Funded Studies
Objective/Rationale:
Parkinson’s disease progresses through the death of brain cells caused by “oxidative stress.” This takes place in dysfunctional mitochondria - structures within each cell functioning as their “respiratory power plants” – activating the signal protein HIF-1. Hence reducing levels of HIF-1 can be a viable therapeutic strategy to avoid brain cell damage and achieve neuro-protection. IMD-026259 inhibits HIF-1 intending to counteract the molecular mechanisms behind PD on the level of oxidative stress and mitochondrial dysfunction.
Project Description:
The symptoms of PD are caused by loss of brain cells (dopaminergic neurons) which are involved in the control of e.g. motor skills and speech. Avoiding their demise through oxidative stress should slow or stop the progressive decline seen in PD. IMD-026259 has already demonstrated potent neuro-protective capabilities in several biological models. This project examines the relevance of IMD-026259 to the treatment of PD in a Proof-of-Concept study: A standard animal model of PD will be used to demonstrate IMD-026259´s capability to protect dopaminergic neurons from oxidative toxicity. Further studies will examine the molecular mechanism by which IMD-026259 takes its effect. In addition, IMD-026259´s metabolization will be studied. Together these studies will provide better insights into IMD-026259´s mechanism of action, helping it’s further characterization before moving towards clinical use.
Relevance to Diagnosis/Treatment of Parkinson’s Disease:
Existing treatments Symptoms & Side Effectsally mitigate the loss of motor control resulting from loss of dopaminergic cells. Substituting the body´s own dopamine supplies by eg. using L-DOPA (artificial dopamine) reduces common symptoms like tremor, akinesia and rigidity, but causes side-effects without stopping disease progression. Hence present treatments, while relieving symptoms, do not eliminate the cause of dopaminergic neurons´ decay, being the cause of PD.
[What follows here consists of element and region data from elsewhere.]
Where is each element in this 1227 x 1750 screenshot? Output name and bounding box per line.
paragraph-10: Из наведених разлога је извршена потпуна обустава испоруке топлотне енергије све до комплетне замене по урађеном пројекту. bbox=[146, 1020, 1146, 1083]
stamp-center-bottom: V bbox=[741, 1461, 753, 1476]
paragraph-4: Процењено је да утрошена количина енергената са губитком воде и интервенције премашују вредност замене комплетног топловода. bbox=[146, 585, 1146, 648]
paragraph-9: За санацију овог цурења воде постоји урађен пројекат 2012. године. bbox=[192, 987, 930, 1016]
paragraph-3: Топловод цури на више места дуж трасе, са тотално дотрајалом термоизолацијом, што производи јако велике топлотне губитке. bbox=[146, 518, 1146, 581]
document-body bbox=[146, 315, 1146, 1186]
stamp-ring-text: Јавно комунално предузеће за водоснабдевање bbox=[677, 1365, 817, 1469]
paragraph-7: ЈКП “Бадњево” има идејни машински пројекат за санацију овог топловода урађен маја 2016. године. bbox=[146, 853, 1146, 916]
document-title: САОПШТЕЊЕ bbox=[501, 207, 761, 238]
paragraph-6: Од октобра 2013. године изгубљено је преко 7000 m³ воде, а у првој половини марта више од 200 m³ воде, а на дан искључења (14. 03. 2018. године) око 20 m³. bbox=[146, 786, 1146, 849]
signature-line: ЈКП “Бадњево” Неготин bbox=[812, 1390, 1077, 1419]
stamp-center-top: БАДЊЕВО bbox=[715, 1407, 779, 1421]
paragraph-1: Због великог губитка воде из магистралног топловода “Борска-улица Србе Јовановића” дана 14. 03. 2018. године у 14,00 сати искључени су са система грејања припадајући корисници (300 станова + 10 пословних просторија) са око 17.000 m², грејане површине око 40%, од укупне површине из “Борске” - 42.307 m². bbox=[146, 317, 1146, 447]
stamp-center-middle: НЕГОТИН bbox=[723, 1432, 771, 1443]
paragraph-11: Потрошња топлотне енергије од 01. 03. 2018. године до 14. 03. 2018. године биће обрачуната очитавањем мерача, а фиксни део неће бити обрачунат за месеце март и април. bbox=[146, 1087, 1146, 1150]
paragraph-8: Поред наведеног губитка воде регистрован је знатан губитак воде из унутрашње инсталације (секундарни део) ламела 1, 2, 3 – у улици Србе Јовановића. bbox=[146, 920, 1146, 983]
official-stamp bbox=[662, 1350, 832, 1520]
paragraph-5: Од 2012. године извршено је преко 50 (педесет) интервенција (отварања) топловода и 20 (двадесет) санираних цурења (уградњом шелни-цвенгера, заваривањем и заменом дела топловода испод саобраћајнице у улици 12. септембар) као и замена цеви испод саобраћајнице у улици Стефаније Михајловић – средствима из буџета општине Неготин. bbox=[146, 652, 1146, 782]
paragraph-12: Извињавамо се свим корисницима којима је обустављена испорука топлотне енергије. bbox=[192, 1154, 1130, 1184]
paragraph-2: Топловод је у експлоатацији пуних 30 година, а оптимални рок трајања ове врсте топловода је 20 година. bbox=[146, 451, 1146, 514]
IMD-026259 should inhibit the mechanisms causing dopaminergic neuronal death making it a novel therapeutic, disease-modifying approach to PD.
Anticipated Outcome:
This project seeks to demonstrate first that IMD-026259 can significantly reduce the death of dopaminergic neurons in a model of clinical relevance to PD and further seeks to establish the drug candidate´s innovative mechanism of action and metabolic characteristics. After this project additional studies will investigate the toxicological and safety profile of IMD-026259. The project would therefore be intended to accelerate the time to clinic and provide valuable data to help design appropriate clinical trials.
Progress Report
We confirmed previous results that the small molecule compound IMD-026259 substantially reduces the death of dopaminergic nerve cells that is responsible for the motor symptoms in Parkinson’s disease. The Parkinson’s disease in vivo model we used is based on application of the neurotoxin MPTP. While in earlier studies IMD-026259 was shown to be neuroprotective using lower doses of MPTP, the protective IMD-026259 effect could be most convincingly confirmed when much higher doses of the neurotoxin were applied. Moreover, we found that in line with the pharmacokinetic properties of IMD-026259 in the cerebrospinal fluid, a single dose per day is sufficient to protect the dopamingeric neurons from cell death. We thus provide further evidence supporting that IMD-026259 is a promising new therapeutic candidate molecule for the treatment of PD. Based on these results we have started to further elucidate the compound’s mechanism of action, its molecular target structure as well as its metabolism and safety in preparation of a clinical pilot study. Such studies are currently in progress or planning.
Final Outcome
We could confirm previous results that the small molecule compound IMD-026259, known to be a potent inhibitor of Hif1- and NF-kB-signalling as well as strong anti-inflammatory agent, substantially reduces the death of dopaminergic nerve cells that is responsible for the motor symptoms in Parkinson’s disease using the MPTP Parkinson’s disease in vivo model. The protective IMD-026259 effect could be most convincingly confirmed when much higher doses of the neurotoxin were applied. Moreover, we found that in line with the pharmacokinetic properties of IMD-026259 in the cerebrospinal fluid already a single dose per day is sufficient to protect the dopamingeric neurons from cell death. We thus provide further evidence supporting that IMD-026259 is a promising new therapeutic candidate molecule for the treatment of PD. In addition metabolism and in vivo safety studies were conducted demonstrating the excretion mechanisms as well as safe dosing ranges of the test item differing for various pre-clinical models. We furthermore investigated the compound’s mechanism of action towards ID of the molecular target structure via pull down experiments indicating towards a unique mechanism of action; this activity is currently still in progress.